We use System.GC methods to measure the load testing of sending and receiving messages using OnixS .NET Core FIX Engine.
The test project creates two FIX sessions in the same process and sends one million messages.
The test consists of three phases:
During this phase, acceptor and initiator FIX sessions are created, the connection is established, and several orders are sent to warm up the code.
In this phase, the initiator sends one million New Order Single FIX messages (150 bytes each):
int NumberOfOrders = 1000000;
long initiatorReceiverAllocatedStart = initiatorSenderAllocatedStart =
initiatorReceiverAllocatedEnd = initiatorSenderAllocatedEnd = 0;
long startBytes = GC.GetAllocatedBytesForCurrentThread();
int startGC0 = GC.CollectionCount(0);
int startGC1 = GC.CollectionCount(1);
int startGC2 = GC.CollectionCount(2);
for (int i = 0; i < NumberOfOrders; ++i)
{
initiator.Send(order);
receivedReply.WaitOne(Timeout);
}
long allocatedBytes = GC.GetAllocatedBytesForCurrentThread() - startBytes;
int gc0 = GC.CollectionCount(0) - startGC0;
int gc1 = GC.CollectionCount(1) - startGC1;
int gc2 = GC.CollectionCount(2) - startGC2;
long initiatorSenderAllocatedBytes = initiatorSenderAllocatedEnd - initiatorSenderAllocatedStart;
long initiatorReceiverAllocatedBytes = initiatorReceiverAllocatedEnd - initiatorReceiverAllocatedStart;
The acceptor receives one million of orders and sends them back:
acceptor.InboundApplicationMessage += (object sender, InboundMessageEventArgs e) =>
{
((Session)sender).Send(e.Message);
};
The initiator receives one million orders and calculates statistics for sending and receiving threads.

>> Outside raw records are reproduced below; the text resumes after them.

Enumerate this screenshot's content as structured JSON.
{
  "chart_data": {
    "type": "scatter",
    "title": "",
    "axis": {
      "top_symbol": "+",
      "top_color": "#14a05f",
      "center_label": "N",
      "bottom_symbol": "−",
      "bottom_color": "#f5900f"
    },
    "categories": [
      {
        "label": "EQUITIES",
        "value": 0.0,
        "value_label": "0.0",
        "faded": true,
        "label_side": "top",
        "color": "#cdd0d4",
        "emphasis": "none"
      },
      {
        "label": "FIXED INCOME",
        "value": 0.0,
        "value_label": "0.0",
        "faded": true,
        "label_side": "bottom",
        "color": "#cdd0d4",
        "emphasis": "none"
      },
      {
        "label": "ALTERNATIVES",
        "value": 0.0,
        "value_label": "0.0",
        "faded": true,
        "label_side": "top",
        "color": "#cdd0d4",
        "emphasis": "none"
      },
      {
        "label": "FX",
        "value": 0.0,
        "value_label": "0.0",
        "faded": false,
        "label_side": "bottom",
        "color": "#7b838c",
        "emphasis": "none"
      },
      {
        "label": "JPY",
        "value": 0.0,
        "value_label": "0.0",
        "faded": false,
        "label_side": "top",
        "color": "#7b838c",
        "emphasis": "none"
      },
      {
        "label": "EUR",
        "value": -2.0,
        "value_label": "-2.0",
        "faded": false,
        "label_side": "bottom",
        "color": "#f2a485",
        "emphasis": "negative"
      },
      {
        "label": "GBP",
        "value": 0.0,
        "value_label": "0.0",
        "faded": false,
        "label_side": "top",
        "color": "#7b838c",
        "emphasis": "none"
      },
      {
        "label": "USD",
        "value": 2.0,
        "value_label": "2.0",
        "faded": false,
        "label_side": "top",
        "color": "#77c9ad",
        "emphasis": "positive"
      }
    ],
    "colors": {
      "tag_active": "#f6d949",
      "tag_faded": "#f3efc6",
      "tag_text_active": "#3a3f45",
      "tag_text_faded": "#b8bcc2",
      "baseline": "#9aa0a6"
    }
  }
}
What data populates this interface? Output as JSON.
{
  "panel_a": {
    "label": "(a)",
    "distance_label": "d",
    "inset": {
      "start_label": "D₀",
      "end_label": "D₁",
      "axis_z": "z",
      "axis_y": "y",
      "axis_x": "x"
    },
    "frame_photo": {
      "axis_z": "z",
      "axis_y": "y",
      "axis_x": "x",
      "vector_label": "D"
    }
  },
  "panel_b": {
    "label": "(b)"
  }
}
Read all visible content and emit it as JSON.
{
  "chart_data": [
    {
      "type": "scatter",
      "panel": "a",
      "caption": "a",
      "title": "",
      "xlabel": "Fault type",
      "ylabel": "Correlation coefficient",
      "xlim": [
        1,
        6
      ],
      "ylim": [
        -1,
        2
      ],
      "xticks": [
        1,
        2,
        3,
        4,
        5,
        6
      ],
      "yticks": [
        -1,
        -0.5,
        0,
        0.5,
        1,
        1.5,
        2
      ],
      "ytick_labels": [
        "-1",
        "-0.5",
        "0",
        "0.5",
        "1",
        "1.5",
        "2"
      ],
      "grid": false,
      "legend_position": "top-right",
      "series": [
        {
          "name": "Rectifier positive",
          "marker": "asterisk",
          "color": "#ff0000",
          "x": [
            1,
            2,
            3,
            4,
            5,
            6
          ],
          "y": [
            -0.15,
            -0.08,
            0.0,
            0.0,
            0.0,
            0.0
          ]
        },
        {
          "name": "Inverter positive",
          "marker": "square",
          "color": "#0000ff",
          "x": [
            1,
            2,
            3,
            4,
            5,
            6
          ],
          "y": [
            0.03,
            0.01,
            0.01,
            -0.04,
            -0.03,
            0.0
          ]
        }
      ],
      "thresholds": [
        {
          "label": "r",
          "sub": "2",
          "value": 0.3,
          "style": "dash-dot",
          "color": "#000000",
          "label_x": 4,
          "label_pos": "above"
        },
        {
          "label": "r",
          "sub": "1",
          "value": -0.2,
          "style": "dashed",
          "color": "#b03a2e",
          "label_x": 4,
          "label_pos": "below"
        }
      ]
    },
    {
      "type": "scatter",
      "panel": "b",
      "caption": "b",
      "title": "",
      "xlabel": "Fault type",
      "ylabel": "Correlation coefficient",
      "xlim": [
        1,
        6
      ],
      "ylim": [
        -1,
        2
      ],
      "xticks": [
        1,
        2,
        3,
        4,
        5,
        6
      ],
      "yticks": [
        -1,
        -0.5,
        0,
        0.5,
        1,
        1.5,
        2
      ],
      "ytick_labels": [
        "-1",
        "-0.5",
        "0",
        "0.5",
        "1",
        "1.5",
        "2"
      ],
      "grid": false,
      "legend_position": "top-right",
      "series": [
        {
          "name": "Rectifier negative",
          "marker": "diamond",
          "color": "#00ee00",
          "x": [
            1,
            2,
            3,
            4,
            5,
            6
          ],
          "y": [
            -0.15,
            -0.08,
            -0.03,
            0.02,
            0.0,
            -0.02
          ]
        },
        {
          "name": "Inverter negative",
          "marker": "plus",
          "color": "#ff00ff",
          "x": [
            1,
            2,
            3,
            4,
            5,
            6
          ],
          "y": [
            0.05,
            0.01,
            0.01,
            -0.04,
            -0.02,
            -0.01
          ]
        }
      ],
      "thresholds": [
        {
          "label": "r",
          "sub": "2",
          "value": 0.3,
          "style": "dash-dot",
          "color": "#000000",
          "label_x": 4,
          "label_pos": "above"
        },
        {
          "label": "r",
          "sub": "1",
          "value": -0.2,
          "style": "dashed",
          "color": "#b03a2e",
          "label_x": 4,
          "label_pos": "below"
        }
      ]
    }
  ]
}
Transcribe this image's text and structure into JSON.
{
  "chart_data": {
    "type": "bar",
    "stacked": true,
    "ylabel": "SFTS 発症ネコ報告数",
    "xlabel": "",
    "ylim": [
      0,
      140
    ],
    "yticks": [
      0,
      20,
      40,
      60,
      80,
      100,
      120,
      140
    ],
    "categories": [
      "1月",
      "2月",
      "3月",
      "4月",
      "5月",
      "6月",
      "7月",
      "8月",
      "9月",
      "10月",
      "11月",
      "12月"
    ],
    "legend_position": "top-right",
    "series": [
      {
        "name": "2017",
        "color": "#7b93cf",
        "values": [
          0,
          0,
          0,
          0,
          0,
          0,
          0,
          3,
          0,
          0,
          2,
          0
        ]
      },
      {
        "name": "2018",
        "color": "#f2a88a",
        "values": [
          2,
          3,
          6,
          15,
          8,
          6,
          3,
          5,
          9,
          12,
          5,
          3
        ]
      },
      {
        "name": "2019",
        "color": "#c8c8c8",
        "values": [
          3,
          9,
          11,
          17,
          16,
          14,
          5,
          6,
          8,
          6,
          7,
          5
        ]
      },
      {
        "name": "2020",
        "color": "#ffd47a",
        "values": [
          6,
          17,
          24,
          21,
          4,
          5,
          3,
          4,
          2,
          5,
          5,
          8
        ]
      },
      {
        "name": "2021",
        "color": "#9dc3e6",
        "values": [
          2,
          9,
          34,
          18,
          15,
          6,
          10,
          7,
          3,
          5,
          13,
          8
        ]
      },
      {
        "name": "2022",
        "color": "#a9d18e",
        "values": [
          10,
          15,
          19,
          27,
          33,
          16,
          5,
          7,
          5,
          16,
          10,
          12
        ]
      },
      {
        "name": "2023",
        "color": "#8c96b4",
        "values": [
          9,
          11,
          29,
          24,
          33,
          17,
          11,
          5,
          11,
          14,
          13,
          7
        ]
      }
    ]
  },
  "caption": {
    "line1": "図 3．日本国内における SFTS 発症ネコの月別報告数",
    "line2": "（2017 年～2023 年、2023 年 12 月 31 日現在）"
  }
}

initiator.InboundApplicationMessage += (object sender, InboundMessageEventArgs e) =>
{
if (initiatorReceiverAllocatedStart == 0)
{
initiatorReceiverAllocatedStart = GC.GetAllocatedBytesForCurrentThread();
}
initiatorReceiverAllocatedEnd = GC.GetAllocatedBytesForCurrentThread();
receivedReply.Set();
};
initiator.OutboundApplicationMessage += (object sender, MessageEventArgs e) =>
{
if (initiatorSenderAllocatedStart == 0)
{
initiatorSenderAllocatedStart = GC.GetAllocatedBytesForCurrentThread();
}
initiatorSenderAllocatedEnd = GC.GetAllocatedBytesForCurrentThread();
};
FIX Sessions are disconnected and the GC statistic is logged.
initiator.Logout();
acceptor.Logout();
initiator.Dispose();
acceptor.Dispose();
Console.WriteLine($"{StorageType}:");
Console.WriteLine($"Main: {result.main} bytes were allocated per {NumberOfOrders} {orderType} orders");
Console.WriteLine($"Initiator sender: {result.sender} bytes were allocated per {NumberOfOrders}
{orderType} orders");
Console.WriteLine($"Initiator receiver: {result.receiver} bytes were allocated per {NumberOfOrders}
{orderType} orders");
Console.WriteLine($"GC0: {result.gc0}, GC1: {result.gc1}, GC2: {result.gc2}");
Test project measures GC statistics before and after the send-receive loop and calculates the difference.
Results measured:
Session Storage | Main thread, allocated bytes | Sending thread, allocated bytes | Receiving thread, allocated bytes | Total allocated bytes | Allocated bytes per one message | GC0 | GC1 | GC2 |
---|---|---|---|---|---|---|---|---|
Memory based | 0 |
0 |
0 |
0 |
0 |
0 |
0 |
0 |
File based | 0 |
0 |
0 |
0 |
0 |
0 |
0 |
0 |
Async file based | 0 |
0 |
0 |
0 |
0 |
0 |
0 |
0 |
This load testing helps us verify that the OnixS ultra-low latency .NET Core FIX Engine can send and receive one million FIX messages without producing any GC load.
Automatic memory allocation significantly simplifies and speeds up development, but it can negatively affect the performance of latency-sensitive applications, so it is vital to measure the garbage collection load. The built-in .NET API makes it trivial to monitor Garbage Collection and do GC Load Testing.